Reduced Cardiovascular Risk Associated With Newer Antidiabetic Medications
There is currently a lack of consensus for which second-line therapy to initiate after inadequate glycemic control with first-line metformin.
According to study results published in JAMA Network Open, increased cardiovascular (CV) risk among patients with type 2 diabetes (T2D) starting second-line therapy was associated with sulfonylureas and basal insulin use, while newer antidiabetic medications had a neutral effect on CV outcomes.
The investigators of this retrospective cohort study sought to compare the effectiveness of contemporary antidiabetic medications on major CV outcomes in patients with T2D starting second-line therapy.
The study cohort included 132,737 insured adults with T2D enrolled in commercial or Medicare Advantage health insurance plans. Participants were initiated on second-line antidiabetic medications after taking metformin as a monotherapy or having no prior treatment with antidiabetic medications.
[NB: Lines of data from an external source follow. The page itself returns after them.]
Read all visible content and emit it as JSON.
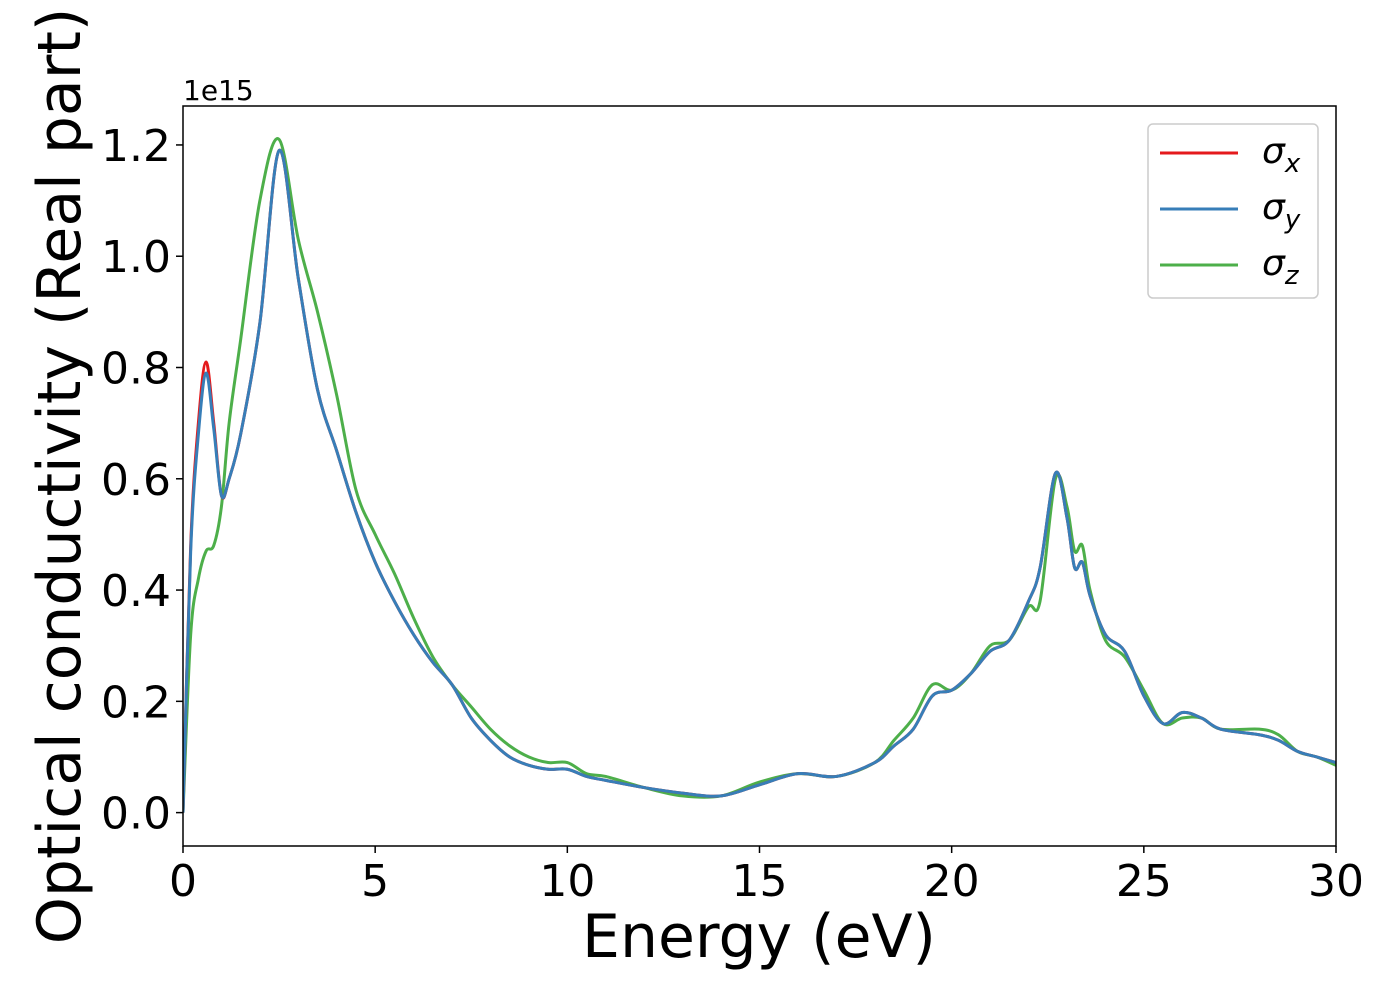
{
  "chart_data": {
    "type": "line",
    "xlabel": "Energy (eV)",
    "ylabel": "Optical conductivity (Real part)",
    "y_offset_label": "1e15",
    "xlim": [
      0,
      30
    ],
    "ylim": [
      -0.06,
      1.27
    ],
    "x_ticks": [
      0,
      5,
      10,
      15,
      20,
      25,
      30
    ],
    "x_tick_labels": [
      "0",
      "5",
      "10",
      "15",
      "20",
      "25",
      "30"
    ],
    "y_ticks": [
      0.0,
      0.2,
      0.4,
      0.6,
      0.8,
      1.0,
      1.2
    ],
    "y_tick_labels": [
      "0.0",
      "0.2",
      "0.4",
      "0.6",
      "0.8",
      "1.0",
      "1.2"
    ],
    "grid": false,
    "legend_position": "top-right",
    "x": [
      0,
      0.2,
      0.4,
      0.6,
      0.8,
      1.0,
      1.2,
      1.5,
      2.0,
      2.5,
      3.0,
      3.5,
      4.0,
      4.5,
      5.0,
      5.5,
      6.0,
      6.5,
      7.0,
      7.5,
      8.0,
      8.5,
      9.0,
      9.5,
      10.0,
      10.5,
      11.0,
      12.0,
      13.0,
      14.0,
      15.0,
      16.0,
      17.0,
      18.0,
      18.5,
      19.0,
      19.5,
      20.0,
      20.5,
      21.0,
      21.5,
      22.0,
      22.3,
      22.7,
      23.0,
      23.2,
      23.4,
      23.6,
      24.0,
      24.5,
      25.0,
      25.5,
      26.0,
      26.5,
      27.0,
      28.0,
      28.5,
      29.0,
      29.5,
      30.0
    ],
    "series": [
      {
        "name": "σx",
        "sub": "x",
        "color": "#e41a1c",
        "values": [
          0.0,
          0.48,
          0.7,
          0.81,
          0.7,
          0.57,
          0.6,
          0.68,
          0.88,
          1.19,
          0.96,
          0.76,
          0.65,
          0.54,
          0.45,
          0.38,
          0.32,
          0.27,
          0.23,
          0.17,
          0.13,
          0.1,
          0.085,
          0.078,
          0.078,
          0.065,
          0.058,
          0.045,
          0.035,
          0.03,
          0.05,
          0.07,
          0.065,
          0.09,
          0.12,
          0.15,
          0.21,
          0.22,
          0.25,
          0.29,
          0.31,
          0.38,
          0.44,
          0.61,
          0.53,
          0.44,
          0.45,
          0.39,
          0.32,
          0.29,
          0.21,
          0.16,
          0.18,
          0.17,
          0.15,
          0.14,
          0.13,
          0.11,
          0.1,
          0.09
        ]
      },
      {
        "name": "σy",
        "sub": "y",
        "color": "#377eb8",
        "values": [
          0.0,
          0.47,
          0.68,
          0.79,
          0.69,
          0.57,
          0.6,
          0.68,
          0.88,
          1.19,
          0.96,
          0.76,
          0.65,
          0.54,
          0.45,
          0.38,
          0.32,
          0.27,
          0.23,
          0.17,
          0.13,
          0.1,
          0.085,
          0.078,
          0.078,
          0.065,
          0.058,
          0.045,
          0.035,
          0.03,
          0.05,
          0.07,
          0.065,
          0.09,
          0.12,
          0.15,
          0.21,
          0.22,
          0.25,
          0.29,
          0.31,
          0.38,
          0.44,
          0.61,
          0.53,
          0.44,
          0.45,
          0.39,
          0.32,
          0.29,
          0.21,
          0.16,
          0.18,
          0.17,
          0.15,
          0.14,
          0.13,
          0.11,
          0.1,
          0.09
        ]
      },
      {
        "name": "σz",
        "sub": "z",
        "color": "#4daf4a",
        "values": [
          0.0,
          0.32,
          0.42,
          0.47,
          0.48,
          0.55,
          0.7,
          0.85,
          1.1,
          1.21,
          1.03,
          0.9,
          0.75,
          0.58,
          0.5,
          0.43,
          0.35,
          0.28,
          0.23,
          0.19,
          0.15,
          0.12,
          0.1,
          0.09,
          0.09,
          0.07,
          0.065,
          0.045,
          0.03,
          0.03,
          0.055,
          0.07,
          0.065,
          0.09,
          0.13,
          0.17,
          0.23,
          0.22,
          0.25,
          0.3,
          0.31,
          0.37,
          0.38,
          0.6,
          0.55,
          0.47,
          0.48,
          0.4,
          0.31,
          0.28,
          0.22,
          0.16,
          0.17,
          0.17,
          0.15,
          0.15,
          0.14,
          0.11,
          0.1,
          0.085
        ]
      }
    ]
  }
}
Over a 2-year period, the investigators compared the efficacy of 6 classes of antidiabetic medications used as second-line therapy: dipeptidyl peptidase 4 (DPP-4) inhibitors, glucagon-like peptide 1 (GLP-1) receptor agonists, sodium-glucose cotransporter 2 (SGLT-2) inhibitors, thiazolidinediones, basil insulin, and sulfonylureas. DPP-4 inhibitors served as the comparison class in this study, as previous trials have indicated its neutral effect on CV events. Time to first CV event after initiating second-line antidiabetic medication was the primary study outcome; CV events included hospitalizations for congestive heart failure, stroke, ischemic heart disease, or peripheral artery disease.
In total, 3480 inpatient CV events were reported during the course of the study. After adjusting for variables, risk for composite CV events after starting second-line therapy with GLP-1 receptor agonists was lower than with DPP-4 inhibitors (hazard ratio [HR], 0.78; 95% CI, 0.63-0.96). However, this comparison was not considered significant in sensitivity analyses accounting for adherence, blood glucose levels, and comorbidity. CV risk associated with starting DPP-4 inhibitors was statistically similar after treatment with SGLT-2 inhibitors (HR, 0.81; 95% CI, 0.57-1.53) and thiazolidinediones (HR, 0.92; 95% CI, 0.76-1.11). Compared with second-line treatment with DPP-4 inhibitors, risk for CV events was 36% higher in patients after starting sulfonylureas (HR, 1.36; 95% CI, 1.23-1.49) and doubled in patients after starting basal insulin (HR, 2.03; 95% CI, 1.81-2.27); these associations remained robust in sensitivity analyses.
One limitation to the study was the cohort consisting only of patients with a known burden of CV disease taking multiple antidiabetic medications, preventing the generalizability of the results to a broader population with diabetes. Patients were also required to fill the index antidiabetic medication at least twice; discontinuation after the first fill may have been related to CV outcomes, potentially underestimating the extent of CV harm reported in the study. In addition, no data on body weight or diabetes duration were available, which may have impacted CV risk.
Patients with T2D who initiated second-line antidiabetic medication therapy demonstrated similar CV risk after starting GLP-1 receptor agonists, SGLT-2 inhibitors, and DPP-4 inhibitors, which was below the threshold of harm. “Clinicians may consider prescribing GLP-1 receptor agonists, SGLT-2 inhibitors, or DPP-4 inhibitors more routinely after metformin rather than sulfonylureas or basal insulin,” concluded the researchers.
This study was sponsored by a grant to Northwestern University from United Healthcare Services.
O'Brien MJ, Karam SL, Wallia A, et al. Association of second-line antidiabetic medications with cardiovascular events among insured adults with type 2 diabetes. JAMA Netw Open. 2018;1(8):e186125.